There are times when it is fine though. The other afternoon I cycled in and bought some fruit at the market. I wasn’t planning to do that and my saddlebag and the little foldaway rucksack I carry in it were full, but there were peaches and pears and bananas going cheap and I fancied buying more.

Home is 1.25 miles away straight up the Bath Road. I was home in 10 minutes, unloaded and back out the door to go and buy some more fruit in 10 minutes. I filled my bags again and had enough to last me a week (I do eat a lot of fruit!) so I headed back.

In that time the road had completely changed. On the first run home the hill wasn’t busy. I cycled all the way to the top in the left hand lane and it was quite pleasant. The second trip was totally different.

The town was emptying out, and dozens of people were driving home. One person per car. Some of them lived in my road. The cars in the left hand lane were stationary. I tried passing them on the right, the gutter and the poor surface on the left made squeezing up the inside impossible.

I was between two lanes, and when the lights changed the traffic began to move. I wanted to go straight on, but I was on the right hand side of traffic, so whilst trying to keep my speed up, on a heavily laden bike, up a hill, I was having to look left to negotiate a space in the straight ahead lane.

I managed it OK and then had to find a way around the queue of cars nose to tail all the way along the Bath Road. A few people walked on the pavement, and a couple of people rode their bikes there. I stuck to the road, and was mostly able to overtake all the way along the road. This little route illustrates neatly the crap situation Reading is in with cycle provision.

Nobody but a strong assertive and confident cyclist is ever going to use the road in the rush hour. Nobody is ever going to try cycling as a means of transport despite living within a comfortable cycling distance from work.
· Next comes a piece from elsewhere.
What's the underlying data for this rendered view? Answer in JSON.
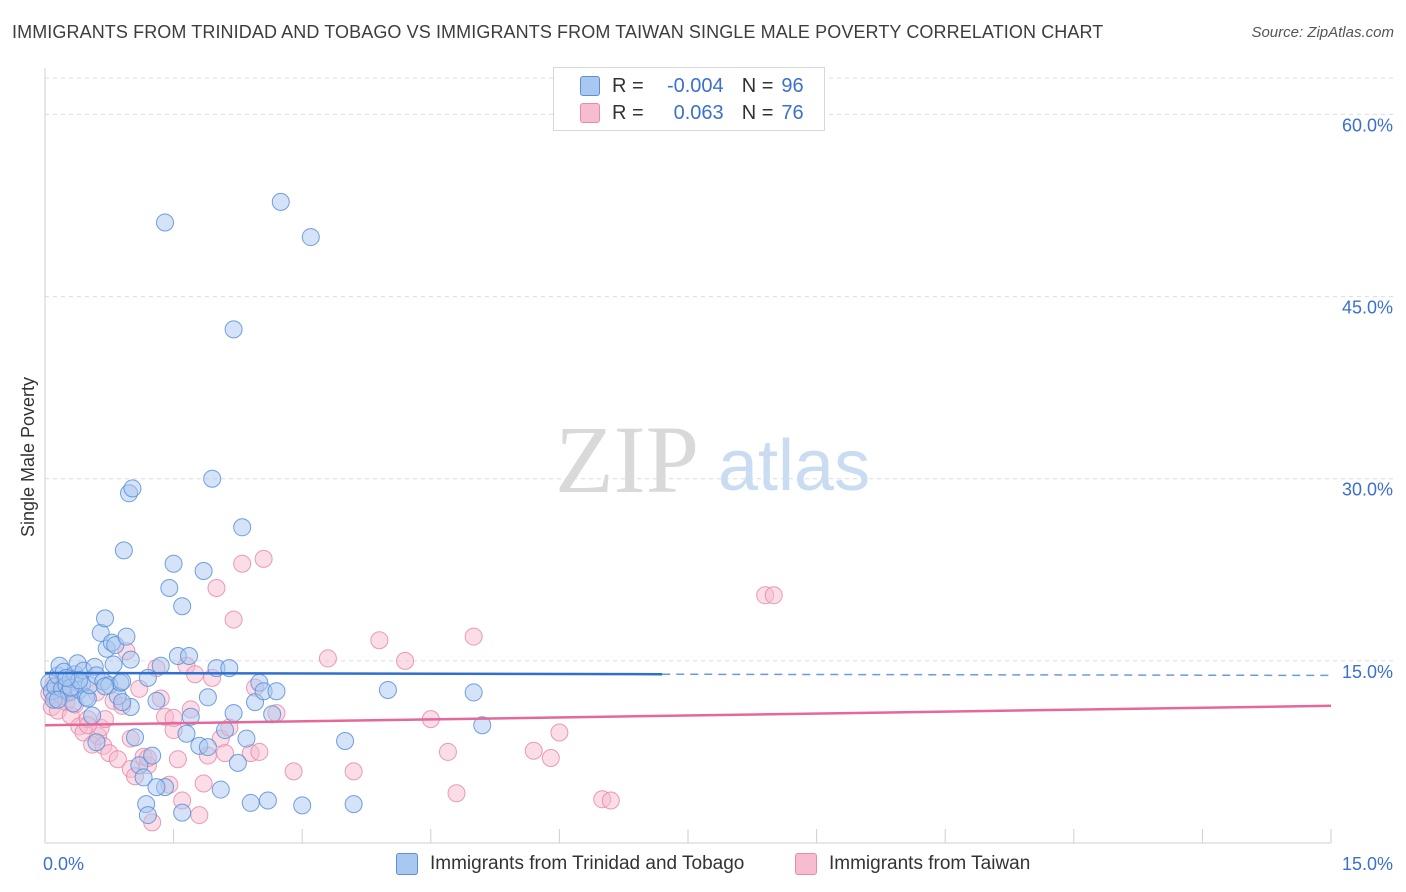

There are many obstacles to people getting on a bike but the hideous congestion when most people want to travel, and the complete absence on anywhere safe to ride is the main one.

And this has been the same for 30 years that I know of. I doubt it got worse the day I arrived though. I bet it has been like that for half a century. Half a century of the main road into and out of town being utterly inaccessible to people who might well fancy cycling.

And that is one road. The Oxford Road is flat and only has one lane, but it is hideous too. The Tilehurst Road is narrow and busy and hideous. The canal is lovely and quiet and peaceful and has fresh clean air, but the surface is sandy once past Rose Kiln Lane, and it has so many barriers (every single one put there by the Council, and despite campaigning to get them removed every single one will be staying) and it is so much longer that it isn’t viable as a regular route.

And what is the Council, who are responsible for the roads, doing about it? Nothing. Not one single thing.

I would like a Councillor to experience Castle Hill. Oh wait a minute, one of them lives on this very road. I pass his home every time I ride up the hill. He was living there 30 years ago too. He has been breathing in the fumes, he has been walking past the queues, he has seen the people cycling on the pavement, he has seen that hardly anyone cycles up the hill.

He has done nothing in 30 years. Some people say he is the most powerful councillor in Reading. I wonder what it is that holds back the development of a safe cycle facility all the way up the hill past his house. There must be mysterious forces at work if even he can’t do it.